Absorption by John Meaney (Gollancz)
Across the ages there are characters three things in common: they glimpse shards of darkness moving at the edge of their vision; they hear echoes of a dark, disturbing musical chord; and they will dream of joining a group called the Ragnarok Council.
There are some books that I read that make me wonder ‘Why didn’t someone convince me to read this earlier?’ Absorption is one of those books. But luckily I read a great review of the sequel, Transmission, and decided that if the second one sounded that good I really should give it a go.

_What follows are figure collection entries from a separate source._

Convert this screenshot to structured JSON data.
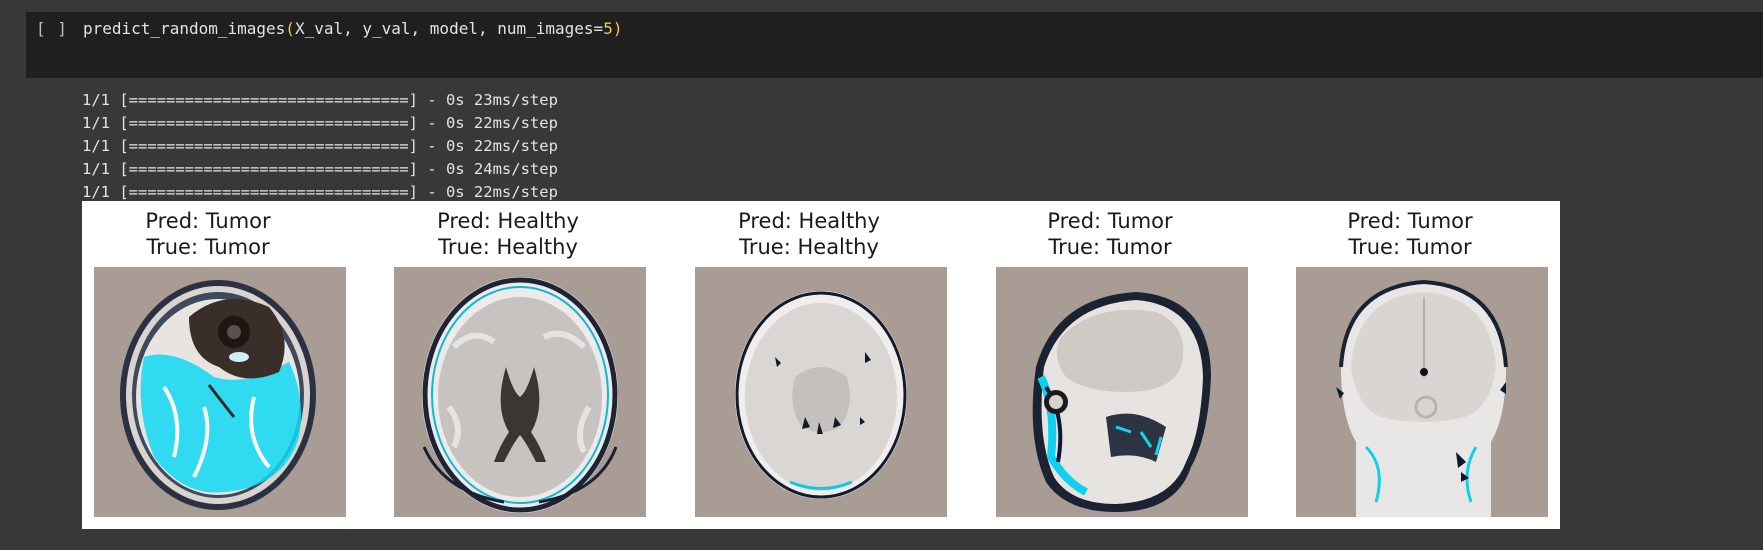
{
  "cell": {
    "run_label": "[ ]",
    "code": {
      "function": "predict_random_images",
      "open_paren": "(",
      "args": "X_val, y_val, model, num_images=",
      "num_value": "5",
      "close_paren": ")"
    }
  },
  "output": {
    "log_lines": [
      "1/1 [==============================] - 0s 23ms/step",
      "1/1 [==============================] - 0s 22ms/step",
      "1/1 [==============================] - 0s 22ms/step",
      "1/1 [==============================] - 0s 24ms/step",
      "1/1 [==============================] - 0s 22ms/step"
    ]
  },
  "figure": {
    "panels": [
      {
        "pred": "Pred: Tumor",
        "true": "True: Tumor"
      },
      {
        "pred": "Pred: Healthy",
        "true": "True: Healthy"
      },
      {
        "pred": "Pred: Healthy",
        "true": "True: Healthy"
      },
      {
        "pred": "Pred: Tumor",
        "true": "True: Tumor"
      },
      {
        "pred": "Pred: Tumor",
        "true": "True: Tumor"
      }
    ]
  },
  "colors": {
    "page_bg": "#383838",
    "cell_bg": "#1f1f1f",
    "paren": "#f2c94c",
    "scan_bg": "#a89c95",
    "highlight": "#00e5ff"
  }
}
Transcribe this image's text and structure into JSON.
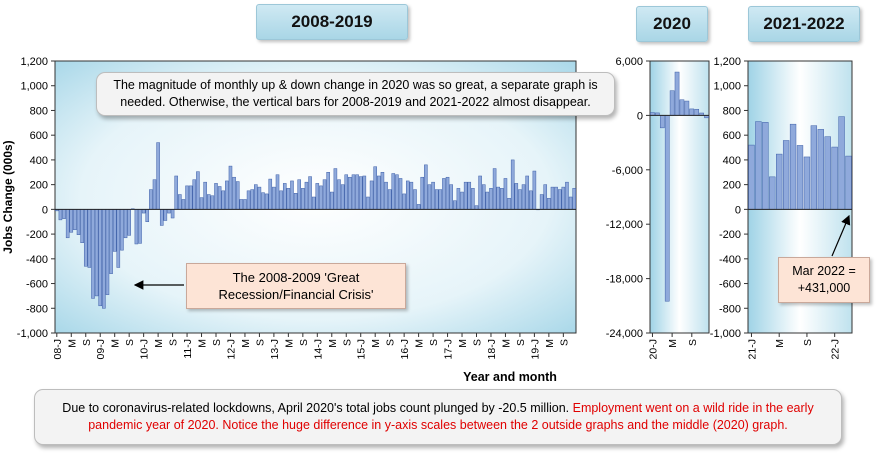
{
  "titles": {
    "panel1": "2008-2019",
    "panel2": "2020",
    "panel3": "2021-2022"
  },
  "annotations": {
    "top_note": "The magnitude of monthly up & down change in 2020 was so great, a separate graph is needed. Otherwise, the vertical bars for 2008-2019 and 2021-2022 almost disappear.",
    "recession_line1": "The 2008-2009 'Great",
    "recession_line2": "Recession/Financial Crisis'",
    "mar_line1": "Mar 2022 =",
    "mar_line2": "+431,000"
  },
  "footer": {
    "black_text": "Due to coronavirus-related lockdowns, April 2020's total jobs count plunged by -20.5 million. ",
    "red_text": "Employment went on a wild ride in the early pandemic year of 2020. Notice the huge difference in y-axis scales between the 2 outside graphs and the middle (2020) graph."
  },
  "colors": {
    "bar_fill": "#8fa9db",
    "bar_stroke": "#3d5fa8",
    "plot_bg_edge": "#9fd3e6",
    "plot_bg_center": "#ffffff",
    "title_box": "#b7dde9",
    "callout_peach": "#fde4d6",
    "red_text": "#e00000"
  },
  "chart_data": [
    {
      "type": "bar",
      "title": "2008-2019",
      "ylabel": "Jobs Change (000s)",
      "xlabel": "Year and month",
      "ylim": [
        -1000,
        1200
      ],
      "yticks": [
        "1,200",
        "1,000",
        "800",
        "600",
        "400",
        "200",
        "0",
        "-200",
        "-400",
        "-600",
        "-800",
        "-1,000"
      ],
      "tick_labels": [
        "08-J",
        "M",
        "S",
        "09-J",
        "M",
        "S",
        "10-J",
        "M",
        "S",
        "11-J",
        "M",
        "S",
        "12-J",
        "M",
        "S",
        "13-J",
        "M",
        "S",
        "14-J",
        "M",
        "S",
        "15-J",
        "M",
        "S",
        "16-J",
        "M",
        "S",
        "17-J",
        "M",
        "S",
        "18-J",
        "M",
        "S",
        "19-J",
        "M",
        "S"
      ],
      "x_start": "2008-01",
      "values": [
        -12,
        -85,
        -75,
        -230,
        -185,
        -165,
        -205,
        -270,
        -460,
        -470,
        -720,
        -700,
        -780,
        -800,
        -690,
        -520,
        -340,
        -470,
        -330,
        -230,
        -210,
        5,
        -280,
        -275,
        -30,
        -100,
        160,
        240,
        540,
        -130,
        -90,
        -30,
        -70,
        270,
        120,
        80,
        190,
        190,
        240,
        305,
        95,
        220,
        120,
        110,
        210,
        185,
        150,
        230,
        350,
        260,
        225,
        80,
        80,
        150,
        160,
        200,
        180,
        135,
        125,
        245,
        180,
        280,
        150,
        210,
        170,
        230,
        130,
        240,
        170,
        220,
        265,
        100,
        210,
        190,
        240,
        300,
        140,
        330,
        240,
        200,
        280,
        260,
        280,
        280,
        265,
        270,
        100,
        230,
        345,
        270,
        300,
        220,
        160,
        290,
        280,
        250,
        125,
        230,
        220,
        160,
        40,
        260,
        360,
        200,
        220,
        160,
        160,
        250,
        260,
        200,
        70,
        170,
        140,
        220,
        220,
        170,
        30,
        270,
        200,
        140,
        170,
        330,
        180,
        170,
        250,
        90,
        400,
        210,
        160,
        200,
        270,
        150,
        310,
        1,
        120,
        200,
        90,
        180,
        180,
        160,
        180,
        220,
        100,
        170
      ],
      "annotation": "The 2008-2009 'Great Recession/Financial Crisis'"
    },
    {
      "type": "bar",
      "title": "2020",
      "ylim": [
        -24000,
        6000
      ],
      "yticks": [
        "6,000",
        "0",
        "-6,000",
        "-12,000",
        "-18,000",
        "-24,000"
      ],
      "tick_labels": [
        "20-J",
        "M",
        "S"
      ],
      "x_start": "2020-01",
      "values": [
        315,
        275,
        -1373,
        -20493,
        2725,
        4781,
        1726,
        1583,
        716,
        680,
        264,
        -268
      ]
    },
    {
      "type": "bar",
      "title": "2021-2022",
      "ylim": [
        -1000,
        1200
      ],
      "yticks": [
        "1,200",
        "1,000",
        "800",
        "600",
        "400",
        "200",
        "0",
        "-200",
        "-400",
        "-600",
        "-800",
        "-1,000"
      ],
      "tick_labels": [
        "21-J",
        "M",
        "S",
        "22-J"
      ],
      "x_start": "2021-01",
      "values": [
        520,
        710,
        704,
        263,
        447,
        557,
        689,
        517,
        424,
        677,
        647,
        588,
        504,
        750,
        431
      ],
      "annotation": "Mar 2022 = +431,000"
    }
  ]
}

I have to say what kind of put me off in the first place was the same thing that intrigued me: I wasn’t sure how John Meaney would mix of viking myth and space opera elements together. And I should have had a little faith as he twists them around each other very tightly. I don’t know yet what shape he’s making but Absorption definitely sets the stage.

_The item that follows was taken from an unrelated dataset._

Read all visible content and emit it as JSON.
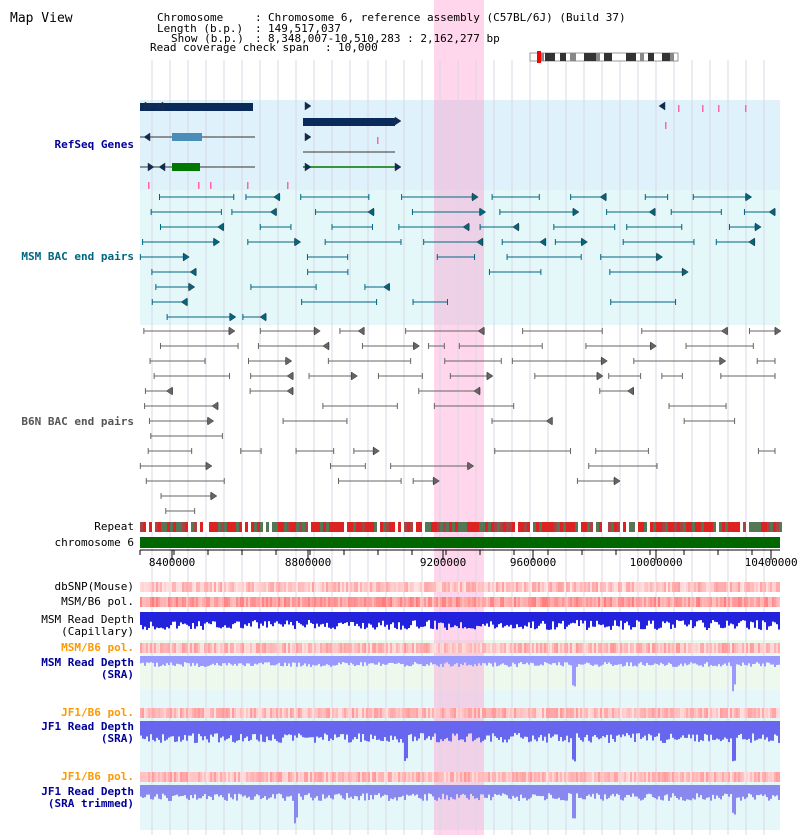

As will all multipoint stories there are some views that are more appealing to follow that others.
Luckily John doesn’t force it by lingering with characters that at that point don’t move the story forward though their lack of stage time in latter chapters is oddly noticeable when you are waiting for them to reappear during scene changes and as will all multipoint stories there are some views that are more appealing to follow that others.

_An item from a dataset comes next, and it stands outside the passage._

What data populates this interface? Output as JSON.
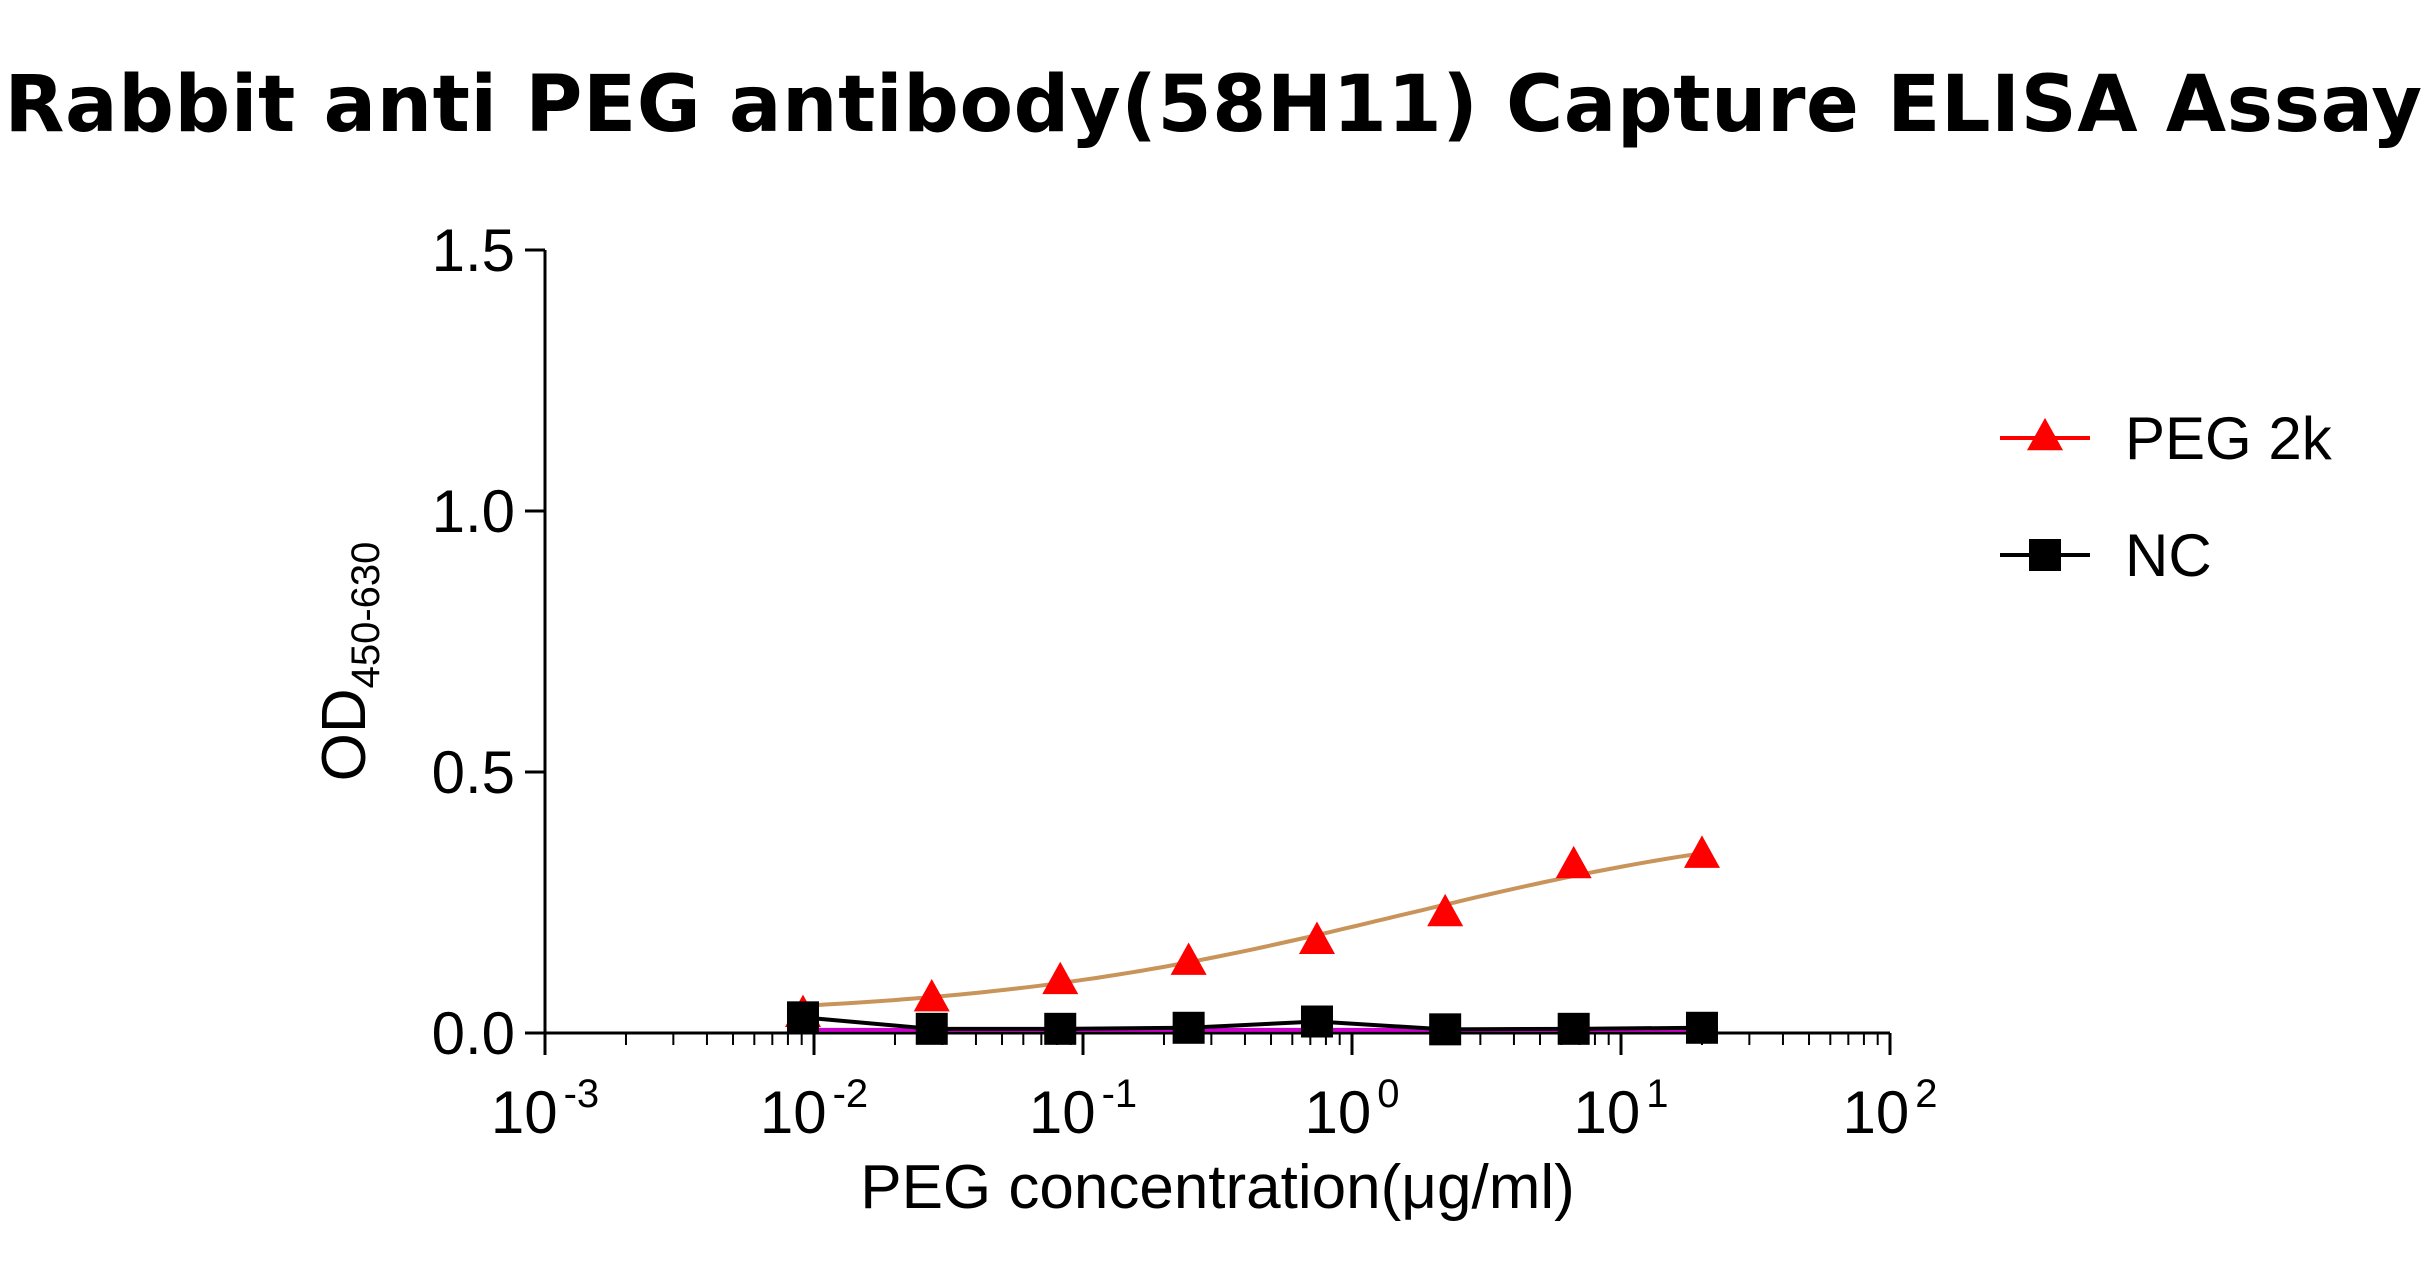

He’s chosen a diverse crew to build up his story. My favourite is probably Roger, a young man that has all manner of talents including being able to travel between dimensions. Meaney also invokes Germany between the world wars – a time and place that I’m starting to feel is a lazy shorthand but not in this case – Meaney looks at the point where physics was on the turn with a greater understanding of the underlying patterns in the universe, which is a good introduction to the scientific complexities (and perhaps impossibilities that he invokes).
It’s nicely compressed something is happening constantly. It doesn’t feel drawn out maybe in a couple of places oddly directed but who knowns where those threads are heading? I’m looking forward to reading Transmission to find out where this SF Norse myth mix is going next.
Or The Bull Kills You by Jason Webster (Vintage)
Either you kill the bull, or the bull kills you – traditional proverb. Chief Inspector Max Cámara hates bullfighting but one hot afternoon in Valencia he has to replace his boss, judging a festival corrida that stars Spain’s most famous young matador. That night, he is summoned back to the bullring where the young matador’s dead body now lies, naked and mutilated.
It has to be hard to bring something new to the crime genre. But crime happens everywhere and this time we’re off to sunny Spain. I initially thought this was going to be a crime in translation but like Martin Walker’s Bruno, Chief of Police series Cámara is written by a non-native that’s made the place a home, and like Walker brings out an accessible view of the culture and the place. Or at least that’s what comes across in Or The Bull Kills You.
Setting it at the time of the festival of Fallas is very immersive not only do you get to a Valencia in the raw it tightens the tension as Cámara of investigating the death of such a high profile figure. Though I wouldn’t say that makes him a worse detective. He’s very shambling. He likes an early drink and a not entirely legal recreational smoke. He is however endearing. And a good policeman even if he’s not that methodical he does have a policeman’s nose.
Webster keeps everything flowing nicely and you get a not exactly subtle but not force fed either lesson in bullfighting.
The Steel Remains by Richard K. Morgan
Ringil, the hero of the bloody slaughter at Gallows Gap is a legend to all who don’t know him and a twisted degenerate to those that do. A veteran of the wars against the lizards he makes a living from telling credulous travellers of his exploits. Until one day he is pulled away from his life and into the depths of the Empire’s slave trade. Where he will discover a secret infinitely more frightening than the trade in lives.
Now The Steel Remains I confess took me three goes over three different formats to get into. The first two were a review copy, and I bought the ebook to try out the format on my new Sony Reader, but I didn’t get very far. There was something in the opening that didn’t quite gel. So I wrote it off as not for me.
When I was choosing my next audio book a while ago I thought I’d give the sample a go and I’m glad I did (I immediately bought The Cold Commands so that’s a giveaway really). Simon Vance is an amazing narrator so that eased me back into the story.
Morgan challenges expectations from the off. His lead hero is gay and excellently portrayed as a hero who is gay rather than a gay hero. A distinction that is important. Morgan has aliens which haven’t elevated the level of technology to higher or a lasting degree apart from in strengthening swords. But by respecting as at the same time subverting lots of fantasy troupes to me it feels fresh and something I enjoyed listening to.